To get a feeling for religious law and order of the period, you turn right into an aperture, left down five steps, and slide sideways through a narrow gap into a small gothic room above the dungeon.

The entrance to the dungeon is circular, about two metres across. The stone is icy to the touch. It goes straight down for about three metres and then widens out to a total depth of 7.3 metres. It’s 4.6 metres across at the bottom.

In the sixteenth century, the prelates had a strong nose for the heretic; one was thrown down on the rocks, and the story put about that he had been trying to fly, but most were dropped down the neck of the bottle and pending formal extirpation, left in the dark below. The executions were organised as a sort of human fireworks display: faggots were fastened to the victim clothes; a large quantity of gunpowder was attached to the faggots.

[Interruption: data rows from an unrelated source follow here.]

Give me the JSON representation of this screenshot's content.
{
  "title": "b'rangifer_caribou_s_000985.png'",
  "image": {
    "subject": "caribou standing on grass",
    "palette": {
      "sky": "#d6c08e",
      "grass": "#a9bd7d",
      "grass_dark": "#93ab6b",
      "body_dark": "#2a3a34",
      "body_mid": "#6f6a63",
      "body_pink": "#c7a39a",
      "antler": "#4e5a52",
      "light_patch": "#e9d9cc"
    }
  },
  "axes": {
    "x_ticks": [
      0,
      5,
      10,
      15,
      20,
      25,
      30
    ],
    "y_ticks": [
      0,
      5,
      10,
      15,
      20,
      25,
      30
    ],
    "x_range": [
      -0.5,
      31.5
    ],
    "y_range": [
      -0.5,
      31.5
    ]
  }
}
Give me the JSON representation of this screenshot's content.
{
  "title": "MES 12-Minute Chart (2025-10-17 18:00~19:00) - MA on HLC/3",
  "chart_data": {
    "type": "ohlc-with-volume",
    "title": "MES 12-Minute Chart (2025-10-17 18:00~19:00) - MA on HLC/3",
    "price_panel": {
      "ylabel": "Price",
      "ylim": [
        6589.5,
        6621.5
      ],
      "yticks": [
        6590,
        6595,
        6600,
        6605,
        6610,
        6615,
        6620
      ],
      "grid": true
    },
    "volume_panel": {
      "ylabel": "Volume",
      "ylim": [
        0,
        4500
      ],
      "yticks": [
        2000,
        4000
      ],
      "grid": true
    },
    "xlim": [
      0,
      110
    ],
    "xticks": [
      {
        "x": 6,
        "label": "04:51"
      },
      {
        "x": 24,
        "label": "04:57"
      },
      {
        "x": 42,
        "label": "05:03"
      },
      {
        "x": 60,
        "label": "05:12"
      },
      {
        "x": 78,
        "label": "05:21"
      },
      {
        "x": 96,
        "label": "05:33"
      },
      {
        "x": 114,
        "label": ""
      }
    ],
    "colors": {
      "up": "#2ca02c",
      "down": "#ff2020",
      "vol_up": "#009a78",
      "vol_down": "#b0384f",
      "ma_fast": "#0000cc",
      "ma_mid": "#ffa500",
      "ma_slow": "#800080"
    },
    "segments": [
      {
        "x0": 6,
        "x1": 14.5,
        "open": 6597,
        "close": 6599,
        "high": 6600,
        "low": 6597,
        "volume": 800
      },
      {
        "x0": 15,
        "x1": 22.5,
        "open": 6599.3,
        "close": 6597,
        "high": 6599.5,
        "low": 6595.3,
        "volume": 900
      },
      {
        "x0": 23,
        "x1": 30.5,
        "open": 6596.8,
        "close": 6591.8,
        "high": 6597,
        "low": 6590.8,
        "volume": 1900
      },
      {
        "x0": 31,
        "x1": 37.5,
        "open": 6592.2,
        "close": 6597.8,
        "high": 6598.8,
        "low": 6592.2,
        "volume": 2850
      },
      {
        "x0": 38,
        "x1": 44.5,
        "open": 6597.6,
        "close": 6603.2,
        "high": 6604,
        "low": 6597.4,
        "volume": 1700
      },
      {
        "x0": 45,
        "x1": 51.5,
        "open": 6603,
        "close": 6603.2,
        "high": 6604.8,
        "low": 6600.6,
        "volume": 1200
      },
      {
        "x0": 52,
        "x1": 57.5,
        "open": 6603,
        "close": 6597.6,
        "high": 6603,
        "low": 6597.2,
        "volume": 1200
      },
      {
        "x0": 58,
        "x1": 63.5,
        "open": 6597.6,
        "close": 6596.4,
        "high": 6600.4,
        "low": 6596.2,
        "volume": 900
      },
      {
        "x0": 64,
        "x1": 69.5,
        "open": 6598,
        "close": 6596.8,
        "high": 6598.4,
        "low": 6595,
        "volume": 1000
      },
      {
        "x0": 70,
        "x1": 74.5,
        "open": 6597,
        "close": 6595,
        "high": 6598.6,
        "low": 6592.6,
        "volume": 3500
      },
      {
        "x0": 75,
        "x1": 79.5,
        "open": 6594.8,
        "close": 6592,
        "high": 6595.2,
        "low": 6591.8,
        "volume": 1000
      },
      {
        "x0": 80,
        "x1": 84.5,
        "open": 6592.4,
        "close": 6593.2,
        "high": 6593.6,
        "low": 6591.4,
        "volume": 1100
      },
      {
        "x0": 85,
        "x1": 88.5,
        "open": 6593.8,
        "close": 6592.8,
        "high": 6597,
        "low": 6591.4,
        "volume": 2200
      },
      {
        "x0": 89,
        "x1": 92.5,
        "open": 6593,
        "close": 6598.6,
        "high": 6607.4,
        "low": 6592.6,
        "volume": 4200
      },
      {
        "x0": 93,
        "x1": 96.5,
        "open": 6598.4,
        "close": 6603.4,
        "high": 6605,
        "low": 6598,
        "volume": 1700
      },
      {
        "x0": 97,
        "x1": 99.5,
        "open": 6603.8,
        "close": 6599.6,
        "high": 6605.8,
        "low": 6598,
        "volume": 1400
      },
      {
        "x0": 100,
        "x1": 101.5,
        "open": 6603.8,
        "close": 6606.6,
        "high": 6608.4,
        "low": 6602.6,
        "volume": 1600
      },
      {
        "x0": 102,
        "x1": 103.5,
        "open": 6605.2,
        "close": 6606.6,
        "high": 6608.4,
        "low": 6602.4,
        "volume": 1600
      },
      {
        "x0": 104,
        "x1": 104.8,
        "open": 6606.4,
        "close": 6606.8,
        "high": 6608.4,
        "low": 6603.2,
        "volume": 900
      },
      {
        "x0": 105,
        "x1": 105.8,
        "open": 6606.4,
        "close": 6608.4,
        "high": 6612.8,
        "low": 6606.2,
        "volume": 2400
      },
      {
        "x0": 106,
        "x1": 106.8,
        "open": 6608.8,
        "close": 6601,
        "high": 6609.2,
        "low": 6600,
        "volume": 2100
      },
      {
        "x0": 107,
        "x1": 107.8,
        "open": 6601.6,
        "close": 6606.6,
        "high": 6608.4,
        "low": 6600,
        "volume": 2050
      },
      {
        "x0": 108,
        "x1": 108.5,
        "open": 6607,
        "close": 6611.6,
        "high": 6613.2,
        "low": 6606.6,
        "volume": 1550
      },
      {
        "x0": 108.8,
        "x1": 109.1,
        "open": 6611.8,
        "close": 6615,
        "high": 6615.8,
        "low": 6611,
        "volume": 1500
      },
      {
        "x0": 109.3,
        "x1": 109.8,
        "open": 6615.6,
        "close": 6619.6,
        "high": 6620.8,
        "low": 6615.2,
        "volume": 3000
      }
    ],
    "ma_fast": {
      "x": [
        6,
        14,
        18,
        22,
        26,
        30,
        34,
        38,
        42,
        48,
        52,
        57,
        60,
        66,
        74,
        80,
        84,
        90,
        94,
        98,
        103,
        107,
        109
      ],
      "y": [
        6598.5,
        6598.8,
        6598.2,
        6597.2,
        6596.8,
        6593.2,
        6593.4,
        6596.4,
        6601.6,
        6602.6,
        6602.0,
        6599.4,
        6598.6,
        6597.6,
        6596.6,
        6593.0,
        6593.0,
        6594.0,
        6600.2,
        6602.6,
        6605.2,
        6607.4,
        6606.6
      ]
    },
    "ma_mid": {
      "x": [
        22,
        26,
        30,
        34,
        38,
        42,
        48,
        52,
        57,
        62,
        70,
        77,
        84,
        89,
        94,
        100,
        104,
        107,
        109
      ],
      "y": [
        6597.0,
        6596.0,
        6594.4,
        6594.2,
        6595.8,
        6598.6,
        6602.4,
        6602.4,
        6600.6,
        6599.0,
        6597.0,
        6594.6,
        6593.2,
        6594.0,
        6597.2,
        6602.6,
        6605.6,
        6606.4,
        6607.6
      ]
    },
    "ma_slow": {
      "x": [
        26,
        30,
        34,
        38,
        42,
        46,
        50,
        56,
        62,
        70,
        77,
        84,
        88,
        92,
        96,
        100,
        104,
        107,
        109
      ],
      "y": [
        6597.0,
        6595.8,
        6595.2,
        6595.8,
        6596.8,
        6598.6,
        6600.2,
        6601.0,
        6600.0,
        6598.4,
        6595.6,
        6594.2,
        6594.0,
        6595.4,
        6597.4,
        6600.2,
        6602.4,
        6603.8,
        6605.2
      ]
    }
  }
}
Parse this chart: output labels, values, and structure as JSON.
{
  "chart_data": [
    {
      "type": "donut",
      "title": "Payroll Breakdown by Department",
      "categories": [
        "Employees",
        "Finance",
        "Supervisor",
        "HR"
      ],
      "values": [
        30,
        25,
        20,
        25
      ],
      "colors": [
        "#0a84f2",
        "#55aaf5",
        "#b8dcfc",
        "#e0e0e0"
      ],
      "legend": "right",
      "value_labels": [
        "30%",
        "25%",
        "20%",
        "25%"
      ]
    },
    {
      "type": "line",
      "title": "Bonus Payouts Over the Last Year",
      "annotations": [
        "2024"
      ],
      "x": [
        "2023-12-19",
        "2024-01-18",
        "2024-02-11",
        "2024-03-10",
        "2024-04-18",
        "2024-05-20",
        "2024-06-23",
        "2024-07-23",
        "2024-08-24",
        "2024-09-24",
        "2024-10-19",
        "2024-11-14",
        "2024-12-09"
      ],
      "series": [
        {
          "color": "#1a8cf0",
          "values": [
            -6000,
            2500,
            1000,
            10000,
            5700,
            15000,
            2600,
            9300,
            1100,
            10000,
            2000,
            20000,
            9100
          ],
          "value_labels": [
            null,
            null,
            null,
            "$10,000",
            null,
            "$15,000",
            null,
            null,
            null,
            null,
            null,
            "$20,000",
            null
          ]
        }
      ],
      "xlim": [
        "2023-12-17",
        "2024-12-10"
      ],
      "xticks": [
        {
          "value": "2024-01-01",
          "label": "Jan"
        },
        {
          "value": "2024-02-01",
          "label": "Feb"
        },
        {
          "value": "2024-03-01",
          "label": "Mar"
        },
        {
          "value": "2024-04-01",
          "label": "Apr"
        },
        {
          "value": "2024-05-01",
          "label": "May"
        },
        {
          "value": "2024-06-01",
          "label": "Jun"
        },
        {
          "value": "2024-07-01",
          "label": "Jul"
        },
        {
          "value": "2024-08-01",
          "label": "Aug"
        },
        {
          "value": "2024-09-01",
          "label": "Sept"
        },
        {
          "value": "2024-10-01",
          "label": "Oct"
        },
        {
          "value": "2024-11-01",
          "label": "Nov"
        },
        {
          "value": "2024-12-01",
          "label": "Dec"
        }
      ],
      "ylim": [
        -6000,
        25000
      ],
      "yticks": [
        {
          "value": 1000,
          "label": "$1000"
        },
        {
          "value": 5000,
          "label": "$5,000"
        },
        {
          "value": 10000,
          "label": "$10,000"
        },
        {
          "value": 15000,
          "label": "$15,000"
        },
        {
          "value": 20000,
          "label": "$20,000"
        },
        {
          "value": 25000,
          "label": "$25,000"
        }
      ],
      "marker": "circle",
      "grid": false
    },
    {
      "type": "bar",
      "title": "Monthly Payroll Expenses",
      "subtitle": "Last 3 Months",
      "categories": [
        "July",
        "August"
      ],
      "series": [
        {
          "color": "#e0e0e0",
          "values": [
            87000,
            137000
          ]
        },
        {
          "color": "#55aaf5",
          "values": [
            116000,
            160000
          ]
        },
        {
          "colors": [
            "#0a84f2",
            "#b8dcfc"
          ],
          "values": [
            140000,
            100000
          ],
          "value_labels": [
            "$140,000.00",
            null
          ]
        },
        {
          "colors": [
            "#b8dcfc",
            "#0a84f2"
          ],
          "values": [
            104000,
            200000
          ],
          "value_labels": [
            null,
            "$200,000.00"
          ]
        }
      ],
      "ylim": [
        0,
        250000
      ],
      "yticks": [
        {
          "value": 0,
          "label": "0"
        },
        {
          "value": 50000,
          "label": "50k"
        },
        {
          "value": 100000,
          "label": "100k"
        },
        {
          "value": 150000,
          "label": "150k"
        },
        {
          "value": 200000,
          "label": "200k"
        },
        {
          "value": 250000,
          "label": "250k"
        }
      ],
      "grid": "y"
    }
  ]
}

The idea, quite humane really, was that when the bonfire was lit the gunpowder would go off and kill the victim outright, or at least render him insensible to the licking, and largely symbolic, flames.

Unfortunately, the technique of execution was not an exact science, and when the gunpowder failed even to stun them, Hamilton, a Lutheran, in 1527, and Wishart, more in the Calvinist vein, in 1545, had notably difficult ordeals.

According to the pious tradition Wishart was able to assert: ‘This flame hath scorched my body, and yet it hath not daunted my spirit.’ He also predicted that Cardinal David Beaton, primate and chancellor of Scotland, who, on a pile of cushions, was 30 metres away observing events from a window inside the palace, would shortly succumb to death by violence. Two months later, sixteen of Wisharts followers infiltrated the palace, murdered the cardinal, and hung his body, by an arm and a leg, from the same window.

Not much remains of the cathedral - a corner tower, or roundel, part of the aisle, and the east gable, with spires, and the tower of St Regulus but even this much is breathtaking.

The Protestants re-formed the cathedral by looting the furnishings, smashing the thirty-one altars, and making bonfires of the books, hangings and wooden statuary. For the past couple of centuries, the interior has been used as a burial ground.

Willie Auchterlonie, the last (in 1893) St Andrean, as they call them, to win the Open, is buried there, as is a lad killed by a golf ball; and let into one wall is a bas relief of young Tommy Morris. He appears, in a bonnet, coat and tie, as something of a croucher with a stance that in cricket would be called very open, and his left foot is pointed where he’s aiming.

There is an assertion that Golf was played in Scotland as early as 1350, and Mr Peter Thomson, who won the Open in 1954, ‘55, ‘56, ‘58 and ‘65, claims it was invented at St Andrews by Dutch merchant seamen on the links, or flat sandy wastes, while waiting for their boats to turn round. The earliest reference to golf at St Andrews is in a parchment in the university library dated 1552.

According to the St Andrews Preservation Trust, Mary Queen of Scots was, in 1567, the first lady golfer to play at St Andrew’s. This is a nice story. It shows that Mary, in the midst of a spectacularly active period involving matters of politics, sex, and the assassination of her husband, still had time for the finer things of life.

On 14 May 1754, twenty-two Fife noblemen and gentlemen formed themselves into The Society of St Andrew’s Golfers, and put in for a silver club to be played for annually. In 1834, King William IV agreed to become patron; the club henceforth styled itself The Royal and Ancient Golf Club of St Andrews, or R & A for short, and eventually arrogated to itself the role of governing authority of the game.

In 1854, the clubhouse was opened. In 1860 the first Open, for a championship belt, was held at Prestwick. Tom Morris jun retained the belt, by winning it three times in a row from 1868. In 1960, the Australian K. D. G. Nagle, said to be a man completely without malice, won the Centenary Open at the St Andrew’s course.